After World War II, Buckwitz became manager of Münchner Kammerspiele in 1946. He moved to the Städtische Bühnen Frankfurt in 1951, where he was general director (Generalintendant). In 1952, he recruited Georg Solti as Generalmusikdirektor for the Oper Frankfurt. Buckwitz suggested housing both opera and theatre under one roof. The separate theatres of the company, which had been destroyed during the war, were replaced by one house, inaugurated in December 1963. Its official name is Opern- und Schauspielhaus Frankfurt.

Buckwitz focused on productions of Bertolt Brecht's plays which he directed himself, such as Der kaukasische Kreidekreis in 1955 and Mutter Courage und ihre Kinder in 1958, with Therese Giehse in the title role. He also produced works by contemporary authors such as Friedrich Dürrenmatt, Max Frisch, Rolf Hochhuth, Eugène Ionesco, Arthur Miller, Jean-Paul Sartre and Tennessee Williams, some of them performed in Germany for the first time. He tried to open the theatre to all social classes, achieving an occupancy rate of up to 90 percent. His programs were criticised by some as communist propaganda. After health problems and budget disputes with the city government, Buckwitz announced his resignation in January 1967, serving until his contract ended in August 1968.

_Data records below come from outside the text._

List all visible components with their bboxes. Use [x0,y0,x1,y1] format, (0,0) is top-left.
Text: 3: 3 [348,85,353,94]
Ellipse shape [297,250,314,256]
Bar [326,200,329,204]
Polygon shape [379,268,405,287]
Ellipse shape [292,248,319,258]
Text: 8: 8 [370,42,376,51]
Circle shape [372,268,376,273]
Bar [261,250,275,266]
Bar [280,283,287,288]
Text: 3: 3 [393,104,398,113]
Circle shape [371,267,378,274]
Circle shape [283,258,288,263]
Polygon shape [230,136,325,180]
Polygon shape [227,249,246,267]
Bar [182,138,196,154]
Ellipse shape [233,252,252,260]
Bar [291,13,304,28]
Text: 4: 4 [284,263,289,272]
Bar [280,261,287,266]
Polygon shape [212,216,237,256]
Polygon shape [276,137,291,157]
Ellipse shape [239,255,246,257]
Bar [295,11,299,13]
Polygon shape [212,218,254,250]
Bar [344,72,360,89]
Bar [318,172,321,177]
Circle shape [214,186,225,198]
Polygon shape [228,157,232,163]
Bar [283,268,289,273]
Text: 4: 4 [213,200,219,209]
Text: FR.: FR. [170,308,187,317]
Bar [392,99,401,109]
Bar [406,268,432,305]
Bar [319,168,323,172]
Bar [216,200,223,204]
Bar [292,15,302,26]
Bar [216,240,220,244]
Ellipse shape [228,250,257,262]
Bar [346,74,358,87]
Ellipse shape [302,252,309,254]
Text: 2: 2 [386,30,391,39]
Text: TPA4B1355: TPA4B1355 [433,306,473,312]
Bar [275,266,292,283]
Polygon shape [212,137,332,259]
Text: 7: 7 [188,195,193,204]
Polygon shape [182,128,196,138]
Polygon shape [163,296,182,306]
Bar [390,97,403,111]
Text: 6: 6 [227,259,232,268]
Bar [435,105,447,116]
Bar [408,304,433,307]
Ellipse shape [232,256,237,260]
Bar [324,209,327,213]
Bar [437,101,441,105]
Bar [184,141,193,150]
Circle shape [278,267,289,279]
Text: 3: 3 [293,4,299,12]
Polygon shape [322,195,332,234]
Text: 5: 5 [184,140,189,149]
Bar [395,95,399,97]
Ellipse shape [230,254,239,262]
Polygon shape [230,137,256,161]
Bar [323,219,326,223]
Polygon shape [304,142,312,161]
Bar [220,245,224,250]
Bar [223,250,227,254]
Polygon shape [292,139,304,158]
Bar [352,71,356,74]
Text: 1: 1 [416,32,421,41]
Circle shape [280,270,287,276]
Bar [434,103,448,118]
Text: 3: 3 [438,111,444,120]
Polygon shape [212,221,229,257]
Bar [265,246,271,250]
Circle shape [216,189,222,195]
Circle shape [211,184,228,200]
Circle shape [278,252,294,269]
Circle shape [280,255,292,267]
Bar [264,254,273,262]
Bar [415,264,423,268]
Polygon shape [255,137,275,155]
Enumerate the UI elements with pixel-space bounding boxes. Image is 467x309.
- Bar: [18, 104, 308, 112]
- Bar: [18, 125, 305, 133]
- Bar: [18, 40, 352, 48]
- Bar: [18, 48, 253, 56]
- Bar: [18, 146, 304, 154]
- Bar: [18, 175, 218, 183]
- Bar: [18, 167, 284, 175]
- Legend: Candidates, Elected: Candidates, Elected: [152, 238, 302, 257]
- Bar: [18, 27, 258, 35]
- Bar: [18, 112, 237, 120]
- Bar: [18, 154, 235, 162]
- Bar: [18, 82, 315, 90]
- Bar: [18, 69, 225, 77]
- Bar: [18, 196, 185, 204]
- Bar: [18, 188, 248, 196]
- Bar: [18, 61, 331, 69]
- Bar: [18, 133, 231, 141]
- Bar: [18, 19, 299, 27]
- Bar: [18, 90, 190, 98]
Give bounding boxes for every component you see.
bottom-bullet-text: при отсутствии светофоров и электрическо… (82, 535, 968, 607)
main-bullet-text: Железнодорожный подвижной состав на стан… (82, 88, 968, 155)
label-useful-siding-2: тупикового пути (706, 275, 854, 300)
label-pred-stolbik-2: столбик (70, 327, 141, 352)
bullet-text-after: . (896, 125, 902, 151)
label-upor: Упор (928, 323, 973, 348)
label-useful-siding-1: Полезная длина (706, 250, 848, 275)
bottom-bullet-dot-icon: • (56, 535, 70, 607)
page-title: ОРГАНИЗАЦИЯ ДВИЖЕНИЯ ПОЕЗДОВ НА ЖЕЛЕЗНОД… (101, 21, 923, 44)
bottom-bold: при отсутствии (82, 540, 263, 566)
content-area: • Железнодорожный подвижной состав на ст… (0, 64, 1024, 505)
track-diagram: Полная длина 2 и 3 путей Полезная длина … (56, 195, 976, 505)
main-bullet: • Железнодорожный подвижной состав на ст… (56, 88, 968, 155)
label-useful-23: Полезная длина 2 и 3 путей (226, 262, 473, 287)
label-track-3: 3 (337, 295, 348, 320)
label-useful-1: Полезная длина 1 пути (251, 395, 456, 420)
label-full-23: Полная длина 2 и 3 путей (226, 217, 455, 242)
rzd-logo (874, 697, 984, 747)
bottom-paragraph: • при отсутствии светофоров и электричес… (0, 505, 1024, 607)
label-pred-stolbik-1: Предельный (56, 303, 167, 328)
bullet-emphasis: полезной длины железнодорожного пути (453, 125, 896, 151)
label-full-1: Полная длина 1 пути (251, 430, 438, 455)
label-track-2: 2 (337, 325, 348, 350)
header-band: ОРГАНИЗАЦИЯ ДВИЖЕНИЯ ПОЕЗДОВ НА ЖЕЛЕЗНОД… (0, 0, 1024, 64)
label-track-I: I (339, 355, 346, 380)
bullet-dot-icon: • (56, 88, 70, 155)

In 1962, Buckwitz became vice president of the Deutsche Akademie der Darstellenden Künste.

=== Zürich ===
Buckwitz was director of the Schauspielhaus Zürich from 1970 to 1977. His appointment there led to a fierce controversy with the journalist Hans Habe, who accused him of having once been a henchman of Adolf Hitler, in an article for the newspaper Welt am Sonntag. Habe based his accusation on quotations from the book Heimkehr: Vertrieben aus deutschem Land in Afrika, published in 1940 by the Reichskolonialbund under Buckwitz's name. Buckwitz replied that parts of his manuscripts written in 1940 on his return from internment in Tanganyika in a camp at Berchtesgaden had been altered without his knowledge before publication, while Friedrich Dürrenmatt and Rolf Hochhuth, among others, took sides for Buckwitz. Buckwitz was confirmed in office with a vote of confidence from the Board of Directors of the Zurich Schauspielhaus, which he fulfilled until 1977.

=== Late years ===
In December 1977 Buckwitz appeared as an actor in the role of Luis Concha Córdoba in the German television film Der Tod des Camilo Torres oder: Die Wirklichkeit hält viel aus, directed by Eberhard Itzenplitz. He worked as a freelance director until his death. At his request, he was not buried in his last place of residence, Zürich, but in Frankfurt. His extensive written legacy is held by the Academy of Arts, Berlin.